Neste ponto de vista o enfoque apresentado pelo paradigma da ciência pósmoderna privilegia a produção do conhecimento científico baseado na exploração de estilos metodológicos e de interpretação dos fenómenos que agregam a criatividade do cientista no contexto da investigação científica. De acordo com Santos (1988, p. 67-68) esta postura científica permite, por um lado, afastar a distinção epistemológica entre o sujeito e objeto fruto de um conhecimento objetivo, factual e rigoroso tanto nas ciências naturais como nas ciências sociais. Por outro lado, favorece o resgate do sujeito. Por esta razão a terceira tese afirma que todo o conhecimento é autoconhecimento, o ato de conhecimento e o produto do conhecimento passam a ser inseparáveis, sujeito passa a ser novamente objeto – “a ciência não descobre, cria, e o ato criativo protagonizado por cada cientista e pela comunidade científica no seu conjunto tem de se conhecer intimamente antes que conheça o que com ele se conhece do real”. Alternativas da metafísica, da astrologia, da religião, da arte, da poesia também são explicações possíveis da realidade. Ciência autobiográfica e auto-referenciável. Ciência mais contemplativa que ativa, não só controla ou faz funcionar. A dimensão estética da ciência passa a ser reconhecida. A criação científica como uma criação artística (SANTOS, 1988, p. 68).

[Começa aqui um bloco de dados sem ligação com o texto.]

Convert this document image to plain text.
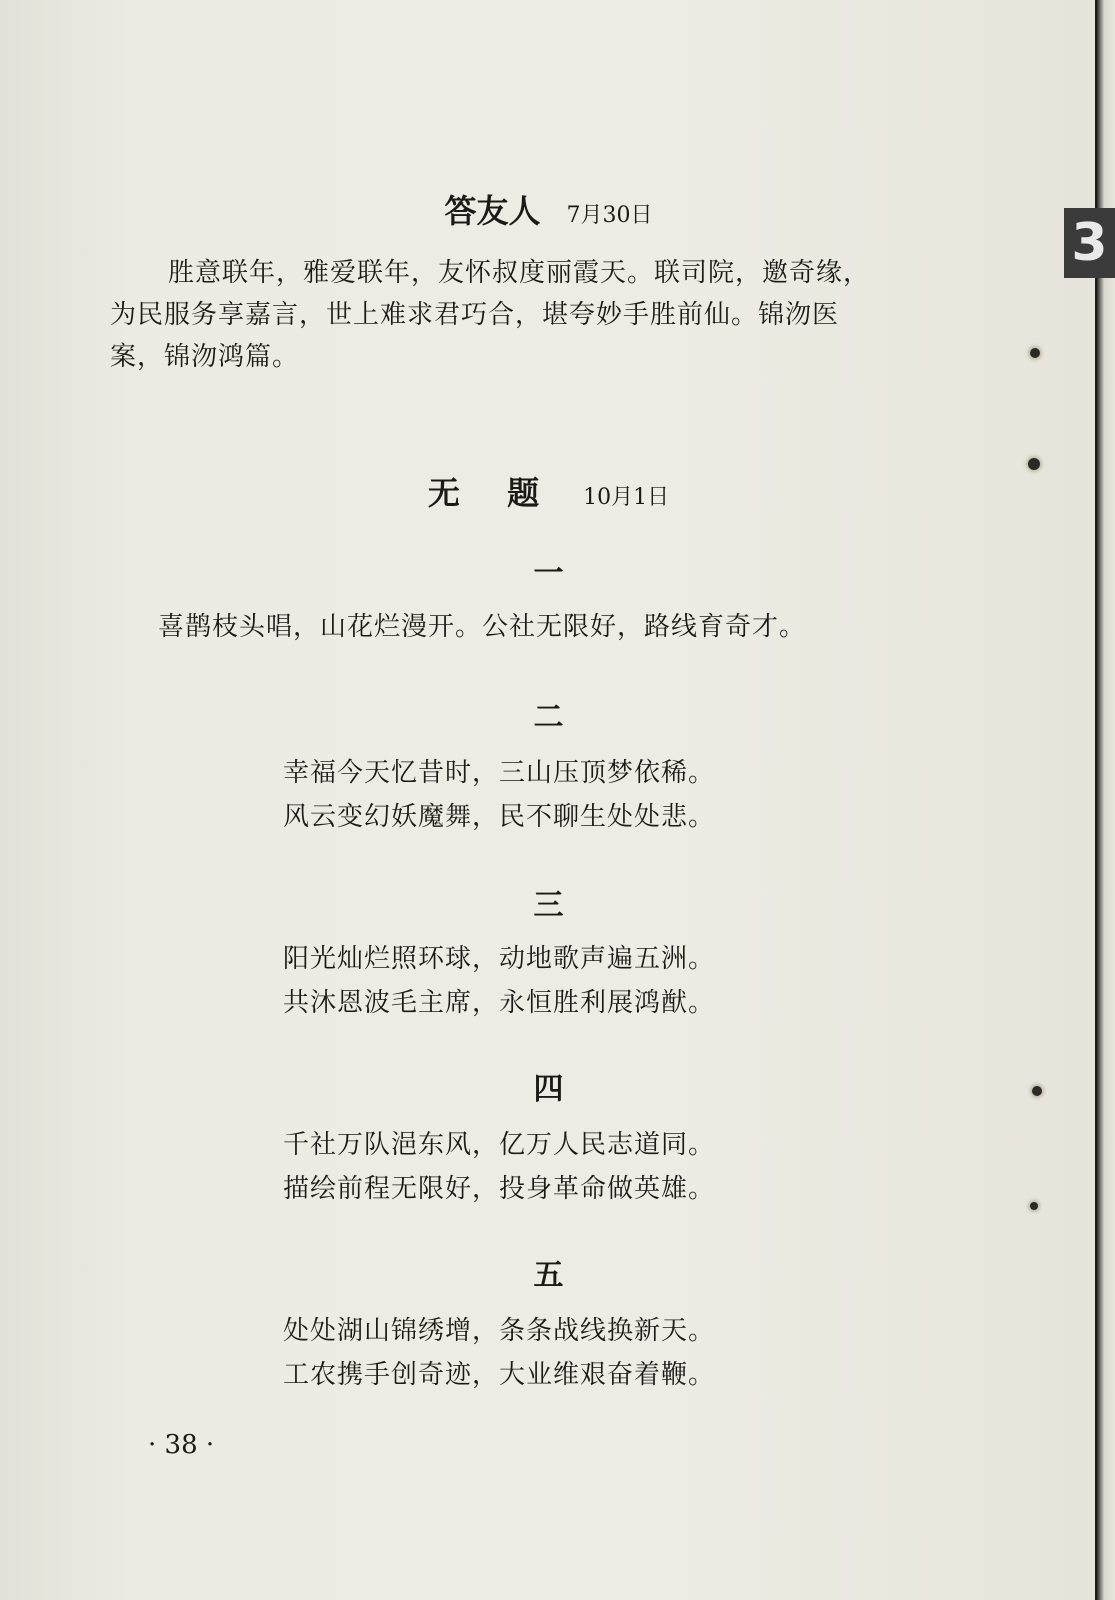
3
答友人 7月30日

胜意联年，雅爱联年，友怀叔度丽霞天。联司院，邀奇缘，

为民服务享嘉言，世上难求君巧合，堪夸妙手胜前仙。锦沕医

案，锦沕鸿篇。

无 题 10月1日
一
喜鹊枝头唱，山花烂漫开。公社无限好，路线育奇才。
二
幸福今天忆昔时，三山压顶梦依稀。
风云变幻妖魔舞，民不聊生处处悲。
三
阳光灿烂照环球，动地歌声遍五洲。
共沐恩波毛主席，永恒胜利展鸿猷。
四
千社万队浥东风，亿万人民志道同。
描绘前程无限好，投身革命做英雄。
五
处处湖山锦绣增，条条战线换新天。
工农携手创奇迹，大业维艰奋着鞭。
· 38 ·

A quarta tese da justificação do paradigma pós-moderno apresenta uma crítica ao modo determinista através do qual se produz conhecimento científico, e afirma que ao mesmo tempo produz desconhecimento dado primar pela exclusão e o diálogo com as outras formas do saber. Neste sentido, Santos (1988, p. 70) afirma que todo o ISSN 1984-3879, SABERES, Natal RN, v. 1, n. 14, Out. 2016, 181-201.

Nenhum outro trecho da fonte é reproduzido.